I have a wonderful boyfriend. We met at work and are now dating – for nearly two months. I am kicking myself now though because he is not into Valentine’s Day, and while I struggle with the commercialisation of the day, I am a romantic. He didn’t do anything and when he asked if he was supposed to, I told him not to worry and that the prices for dinner, flowers, etc., are too expensive and unfair. I wish I had been more honest with him. He is out playing basketball while I eat my takeaway Indian! What should I do? How do I explain that I should have told him the truth and that I am a typical woman and of course, I would have liked something for Valentine’s Day?! Has the window of opportunity passed and let this be a lesson to me to speak up next time? Annabel
You wouldn’t be the first girl to say; ‘oh Valentine’s Day – totally not into that.

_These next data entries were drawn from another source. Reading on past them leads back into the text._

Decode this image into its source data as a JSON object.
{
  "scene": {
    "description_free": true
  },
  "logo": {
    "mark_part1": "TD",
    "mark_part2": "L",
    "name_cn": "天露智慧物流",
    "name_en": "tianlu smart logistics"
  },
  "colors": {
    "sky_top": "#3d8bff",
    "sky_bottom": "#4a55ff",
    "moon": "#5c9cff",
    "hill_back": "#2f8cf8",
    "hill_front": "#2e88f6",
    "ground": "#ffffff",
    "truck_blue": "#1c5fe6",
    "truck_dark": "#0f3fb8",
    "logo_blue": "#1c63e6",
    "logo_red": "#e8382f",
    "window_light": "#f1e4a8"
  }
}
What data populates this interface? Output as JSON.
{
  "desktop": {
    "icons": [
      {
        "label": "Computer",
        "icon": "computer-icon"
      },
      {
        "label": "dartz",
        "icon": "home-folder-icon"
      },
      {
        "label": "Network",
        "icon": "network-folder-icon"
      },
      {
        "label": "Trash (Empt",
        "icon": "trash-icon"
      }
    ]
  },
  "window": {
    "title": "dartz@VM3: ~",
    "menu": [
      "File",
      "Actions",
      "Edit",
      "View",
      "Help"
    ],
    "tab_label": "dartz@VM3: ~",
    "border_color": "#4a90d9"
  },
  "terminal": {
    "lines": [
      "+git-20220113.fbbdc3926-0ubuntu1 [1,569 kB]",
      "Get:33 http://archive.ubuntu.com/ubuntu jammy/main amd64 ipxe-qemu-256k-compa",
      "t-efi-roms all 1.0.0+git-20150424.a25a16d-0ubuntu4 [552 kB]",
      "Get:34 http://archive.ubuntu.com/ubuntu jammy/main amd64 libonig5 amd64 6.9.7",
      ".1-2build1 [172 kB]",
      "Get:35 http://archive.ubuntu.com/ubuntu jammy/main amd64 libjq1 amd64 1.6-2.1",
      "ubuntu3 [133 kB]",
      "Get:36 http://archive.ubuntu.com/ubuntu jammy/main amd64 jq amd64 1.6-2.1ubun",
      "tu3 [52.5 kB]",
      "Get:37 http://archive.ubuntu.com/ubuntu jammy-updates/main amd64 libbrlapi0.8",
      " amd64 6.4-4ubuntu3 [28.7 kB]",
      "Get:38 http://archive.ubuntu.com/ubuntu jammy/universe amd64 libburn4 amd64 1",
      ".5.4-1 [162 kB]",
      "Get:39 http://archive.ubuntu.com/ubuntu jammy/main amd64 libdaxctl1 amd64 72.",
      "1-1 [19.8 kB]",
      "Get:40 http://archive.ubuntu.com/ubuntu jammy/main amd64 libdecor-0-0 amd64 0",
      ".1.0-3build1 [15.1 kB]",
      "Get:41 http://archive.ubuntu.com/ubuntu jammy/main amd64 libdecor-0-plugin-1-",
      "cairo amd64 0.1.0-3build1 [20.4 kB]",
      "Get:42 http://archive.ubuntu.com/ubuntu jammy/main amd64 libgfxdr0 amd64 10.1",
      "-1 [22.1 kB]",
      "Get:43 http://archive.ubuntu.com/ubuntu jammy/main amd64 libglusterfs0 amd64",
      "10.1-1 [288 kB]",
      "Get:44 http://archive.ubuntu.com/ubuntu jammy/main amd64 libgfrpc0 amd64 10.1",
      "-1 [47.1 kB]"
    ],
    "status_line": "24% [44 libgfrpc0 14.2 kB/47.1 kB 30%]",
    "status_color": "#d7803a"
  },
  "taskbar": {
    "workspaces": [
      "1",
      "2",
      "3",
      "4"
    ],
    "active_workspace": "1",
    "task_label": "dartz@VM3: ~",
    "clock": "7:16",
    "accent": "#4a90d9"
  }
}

So commercial. So contrived.’ And then wait hopefully on February 14 for a delivery of a dozen of your favourite blooms and a box of Belgium chocolates. Sigh. Why do we do it? This particular window of opportunity has passed, but let this be a lesson to you and all the other hopeless romantics out there (guilty as charged): Be upfront about Valentine’s Day. And all the other days where you can mark your love for each other. That includes birthdays, Christmas and anniversaries. Sure V Day is ridiculously cheesy and OTT and you don’t want to be one of those couples that hire out an ice skating rink, a Barry White impersonator and proceed to feed each other fondue wearing matching tracksuits. But there is something really sad about sitting at home on V Day eating chicken korma while your boyfriend shoots hoops. This year, like every other year, my partner brought me a joke card for our Valentine’s Day. And I realised I’m over it. Like you, I want something special and heartfelt to happen on the one day of the year set aside just for couples. I want flowers, a handwritten note, and dinner made for me. Even if it’s just bringing home a pizza and garlic bread. I also want to let him know what he means to me by writing my own love note and perhaps giving him a foot massage. So next year, I’m changing my tune. I’m spelling out very clearly what I want and need for V Day. And I hope Annabel that you do the same.
Love, reality chick
PS: You have a wonderful boyfriend. Yay for you!